也有可能是被一个在 native code执行的代码通过 art_quick_to_interpreter_bridge → artQuickToInterpreterBridge → interpreter::EnterInterpreterFromEntryPoint → Execute()这个调用关系调用过来的;

2.一般 invoke-XXX bytecode之后都会跟着一个 move-result 或者其变种,因为大多数情况下,我们都是需要使用函数的返回值的;

所以图中画了一条 从 OPCODE 0x71(invoke-static)到 OPCODE 0x0a(move-resutl)的跳转线;


另外在结尾,我们通过dumpoat,看一下 android.os.BaseLooper.updateMessageByState 这个函数的dalvik bytecode:

15: void android.os.BaseLooper.updateMessageByState(android.os.Message, android.os.BaseLooper$MessageMonitorInfo, int) (dex_method_idx=48127)  DEX CODE:    0x0000: 7100 1dbb 0000            | invoke-static {}, boolean android.os.AnrMonitor.canMonitorAnr() // method@47901    0x0003: 0a00                      | move-result v0    0x0004: 3800 0a00                 | if-eqz v0, +10    0x0006: ef10 2400                 | iget-boolean-quick v0, v1, thing@36    0x0008: 3800 0600                 | if-eqz v0, +6    0x000a: 2b04 2200 0000            | packed-switch v4, +34    0x000d: 7300                      | return-void-no-barrier    0x000e: 7300                      | return-void-no-barrier    0x000f: e920 1800 4300            | invoke-virtual-quick {v3, v4},  // vtable@24    0x0012: e920 1700 2300            | invoke-virtual-quick {v3, v2},  // vtable@23    0x0015: e812 1000                 | iput-object-quick v2, v1, // offset@16    0x0017: 7120 42bb 3200            | invoke-static {v2, v3}, void android.os.AnrMonitor.startMonitor(android.os.Message, android.os.BaseLooper$MessageMonitorInfo) // method@47938    0x001a: 28f3                      | goto -13    0x001b: 1200                      | const/4 v0, #+0    0x001c: e810 1000                 | iput-object-quick v0, v1, // offset@16    0x001e: e920 1800 4300            | invoke-virtual-quick {v3, v4},  // vtable@24    0x0021: 7120 30bb 3200            | invoke-static {v2, v3}, void android.os.AnrMonitor.finishMonitor(android.os.Message, android.os.BaseLooper$MessageMonitorInfo) // method@47920    0x0024: 7120 22bb 3200            | invoke-static {v2, v3}, void android.os.AnrMonitor.checkMsgTime(android.os.Message, android.os.BaseLooper$MessageMonitorInfo) // method@47906    0x0027: 7030 f1bb 2103            | invoke-direct {v1, v2, v3}, void android.os.BaseLooper.addMessageToHistoryIfNeed(android.os.Message, android.os.BaseLooper$MessageMonitorInfo) // method@48113    ...  CODE: (code_offset=0x00000000 size_offset=0x021e2330 size=0)    NO CODE!
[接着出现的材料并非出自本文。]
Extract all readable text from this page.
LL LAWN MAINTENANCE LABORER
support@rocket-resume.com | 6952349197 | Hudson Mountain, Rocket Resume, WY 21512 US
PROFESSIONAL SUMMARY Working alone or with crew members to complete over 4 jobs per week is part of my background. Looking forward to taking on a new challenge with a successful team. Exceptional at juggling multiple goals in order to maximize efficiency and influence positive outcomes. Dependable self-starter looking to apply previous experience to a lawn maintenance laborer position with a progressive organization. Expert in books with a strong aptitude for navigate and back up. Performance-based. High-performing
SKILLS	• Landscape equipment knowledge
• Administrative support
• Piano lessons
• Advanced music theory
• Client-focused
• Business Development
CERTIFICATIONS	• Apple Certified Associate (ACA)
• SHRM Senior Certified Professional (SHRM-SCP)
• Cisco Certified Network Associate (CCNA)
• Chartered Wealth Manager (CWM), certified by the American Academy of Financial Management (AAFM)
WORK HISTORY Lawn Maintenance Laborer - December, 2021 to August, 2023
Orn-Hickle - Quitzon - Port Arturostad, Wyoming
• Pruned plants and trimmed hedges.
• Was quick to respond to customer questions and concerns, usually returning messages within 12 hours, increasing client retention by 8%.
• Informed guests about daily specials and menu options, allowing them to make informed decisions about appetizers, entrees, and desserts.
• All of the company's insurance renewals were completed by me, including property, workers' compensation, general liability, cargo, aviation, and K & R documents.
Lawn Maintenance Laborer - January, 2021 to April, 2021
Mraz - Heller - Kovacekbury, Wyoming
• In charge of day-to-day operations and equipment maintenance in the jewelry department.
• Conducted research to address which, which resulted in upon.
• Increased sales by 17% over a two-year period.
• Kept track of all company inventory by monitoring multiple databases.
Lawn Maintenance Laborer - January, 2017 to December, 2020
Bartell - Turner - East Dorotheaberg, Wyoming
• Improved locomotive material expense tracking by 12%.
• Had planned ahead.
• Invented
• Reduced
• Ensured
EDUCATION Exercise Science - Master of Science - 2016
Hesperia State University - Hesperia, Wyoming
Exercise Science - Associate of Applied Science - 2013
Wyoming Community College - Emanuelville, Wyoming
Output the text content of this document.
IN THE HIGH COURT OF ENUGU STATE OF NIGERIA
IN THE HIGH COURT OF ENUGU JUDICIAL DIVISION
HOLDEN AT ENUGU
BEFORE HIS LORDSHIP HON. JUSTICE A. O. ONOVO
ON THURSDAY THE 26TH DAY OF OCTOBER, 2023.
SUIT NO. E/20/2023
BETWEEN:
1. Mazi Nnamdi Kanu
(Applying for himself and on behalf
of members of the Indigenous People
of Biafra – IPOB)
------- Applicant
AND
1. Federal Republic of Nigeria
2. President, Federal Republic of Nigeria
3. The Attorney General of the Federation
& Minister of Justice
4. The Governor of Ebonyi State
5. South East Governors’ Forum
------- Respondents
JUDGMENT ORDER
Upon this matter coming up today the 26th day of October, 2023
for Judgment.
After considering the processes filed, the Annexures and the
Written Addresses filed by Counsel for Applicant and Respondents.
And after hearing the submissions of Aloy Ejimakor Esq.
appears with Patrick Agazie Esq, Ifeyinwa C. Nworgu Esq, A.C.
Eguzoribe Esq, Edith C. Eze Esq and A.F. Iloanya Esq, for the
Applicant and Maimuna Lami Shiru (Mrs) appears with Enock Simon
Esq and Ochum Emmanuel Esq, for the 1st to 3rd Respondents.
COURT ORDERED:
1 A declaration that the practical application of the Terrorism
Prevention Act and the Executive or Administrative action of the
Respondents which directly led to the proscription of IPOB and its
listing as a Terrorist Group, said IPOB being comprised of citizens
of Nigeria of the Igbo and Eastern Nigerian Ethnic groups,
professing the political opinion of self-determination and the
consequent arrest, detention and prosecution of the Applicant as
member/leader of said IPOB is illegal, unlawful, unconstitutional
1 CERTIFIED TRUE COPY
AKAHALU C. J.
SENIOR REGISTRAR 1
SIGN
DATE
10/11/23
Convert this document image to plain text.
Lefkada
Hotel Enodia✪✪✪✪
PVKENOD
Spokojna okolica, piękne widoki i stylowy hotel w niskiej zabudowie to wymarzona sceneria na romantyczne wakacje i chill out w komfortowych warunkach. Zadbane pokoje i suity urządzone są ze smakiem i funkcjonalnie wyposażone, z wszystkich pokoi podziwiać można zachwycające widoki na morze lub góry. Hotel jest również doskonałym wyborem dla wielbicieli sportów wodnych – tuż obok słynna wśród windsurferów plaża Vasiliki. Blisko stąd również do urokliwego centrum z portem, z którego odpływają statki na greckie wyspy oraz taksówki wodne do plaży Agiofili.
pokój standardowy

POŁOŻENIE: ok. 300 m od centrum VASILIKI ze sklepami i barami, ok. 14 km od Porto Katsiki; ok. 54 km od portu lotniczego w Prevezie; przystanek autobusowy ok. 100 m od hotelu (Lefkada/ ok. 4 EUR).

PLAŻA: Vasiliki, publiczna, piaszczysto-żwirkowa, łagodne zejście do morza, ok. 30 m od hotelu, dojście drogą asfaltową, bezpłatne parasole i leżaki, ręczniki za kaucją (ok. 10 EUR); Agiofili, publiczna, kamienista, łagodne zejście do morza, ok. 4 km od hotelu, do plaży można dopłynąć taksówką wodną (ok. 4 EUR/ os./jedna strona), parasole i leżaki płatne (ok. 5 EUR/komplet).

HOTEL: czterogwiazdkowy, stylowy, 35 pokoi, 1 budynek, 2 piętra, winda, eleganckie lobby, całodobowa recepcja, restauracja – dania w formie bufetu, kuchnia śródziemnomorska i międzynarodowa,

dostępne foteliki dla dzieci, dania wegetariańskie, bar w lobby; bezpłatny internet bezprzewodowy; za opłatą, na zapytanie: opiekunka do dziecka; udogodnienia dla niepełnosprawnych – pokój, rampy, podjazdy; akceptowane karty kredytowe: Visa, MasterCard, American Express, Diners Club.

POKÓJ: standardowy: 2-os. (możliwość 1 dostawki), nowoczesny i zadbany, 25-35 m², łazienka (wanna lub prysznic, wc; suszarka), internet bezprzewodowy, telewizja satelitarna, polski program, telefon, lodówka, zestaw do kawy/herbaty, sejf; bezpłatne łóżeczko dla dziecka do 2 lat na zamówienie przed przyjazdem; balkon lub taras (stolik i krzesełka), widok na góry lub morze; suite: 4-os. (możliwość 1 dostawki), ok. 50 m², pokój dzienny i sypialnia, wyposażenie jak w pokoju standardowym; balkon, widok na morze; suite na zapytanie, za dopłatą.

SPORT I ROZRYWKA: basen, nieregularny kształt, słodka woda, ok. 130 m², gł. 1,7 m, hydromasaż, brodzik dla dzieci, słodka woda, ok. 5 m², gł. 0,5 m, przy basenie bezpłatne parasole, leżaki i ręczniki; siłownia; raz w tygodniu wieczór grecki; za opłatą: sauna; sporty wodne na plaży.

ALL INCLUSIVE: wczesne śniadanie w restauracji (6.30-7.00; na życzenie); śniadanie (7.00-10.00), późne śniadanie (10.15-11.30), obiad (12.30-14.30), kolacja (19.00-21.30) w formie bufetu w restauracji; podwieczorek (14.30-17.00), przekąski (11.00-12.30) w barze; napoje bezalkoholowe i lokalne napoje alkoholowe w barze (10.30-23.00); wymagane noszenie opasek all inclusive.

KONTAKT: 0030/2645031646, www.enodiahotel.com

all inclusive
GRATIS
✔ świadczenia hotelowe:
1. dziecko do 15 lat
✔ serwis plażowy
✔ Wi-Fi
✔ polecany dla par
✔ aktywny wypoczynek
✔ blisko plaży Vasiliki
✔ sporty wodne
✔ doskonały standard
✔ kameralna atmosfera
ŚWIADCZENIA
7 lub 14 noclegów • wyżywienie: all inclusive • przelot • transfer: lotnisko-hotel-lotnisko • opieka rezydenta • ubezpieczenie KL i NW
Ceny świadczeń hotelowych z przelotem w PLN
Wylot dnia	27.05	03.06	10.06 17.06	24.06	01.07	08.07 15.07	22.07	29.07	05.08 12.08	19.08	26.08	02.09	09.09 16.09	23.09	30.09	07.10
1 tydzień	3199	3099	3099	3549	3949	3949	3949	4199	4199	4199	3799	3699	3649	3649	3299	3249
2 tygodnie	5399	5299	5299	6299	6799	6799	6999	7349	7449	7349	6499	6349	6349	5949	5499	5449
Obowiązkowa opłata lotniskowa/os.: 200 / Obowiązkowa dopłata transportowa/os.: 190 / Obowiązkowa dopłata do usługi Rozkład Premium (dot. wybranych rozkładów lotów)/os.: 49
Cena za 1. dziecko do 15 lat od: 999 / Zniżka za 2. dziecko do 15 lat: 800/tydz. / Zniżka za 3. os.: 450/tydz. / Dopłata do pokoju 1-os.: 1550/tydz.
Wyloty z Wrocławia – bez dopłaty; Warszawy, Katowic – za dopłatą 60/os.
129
可以看到,确实其第一条 bytecode 就是 (7100 1dbb 0000) invoke-static,

而调用的函数 canMonitorAnr() 也没有 Native code(这里不在贴 oatdump了),所以仍然解释执行,通过 ArtInterpreterToInterpreterBridge跳转执行;

紧接着的一条指令也是 move-result  v0;因为我们需要用到返回值,所以才编译出来这条 bytecode;


Mterp 实现的 Interpreter 解释器至此结束。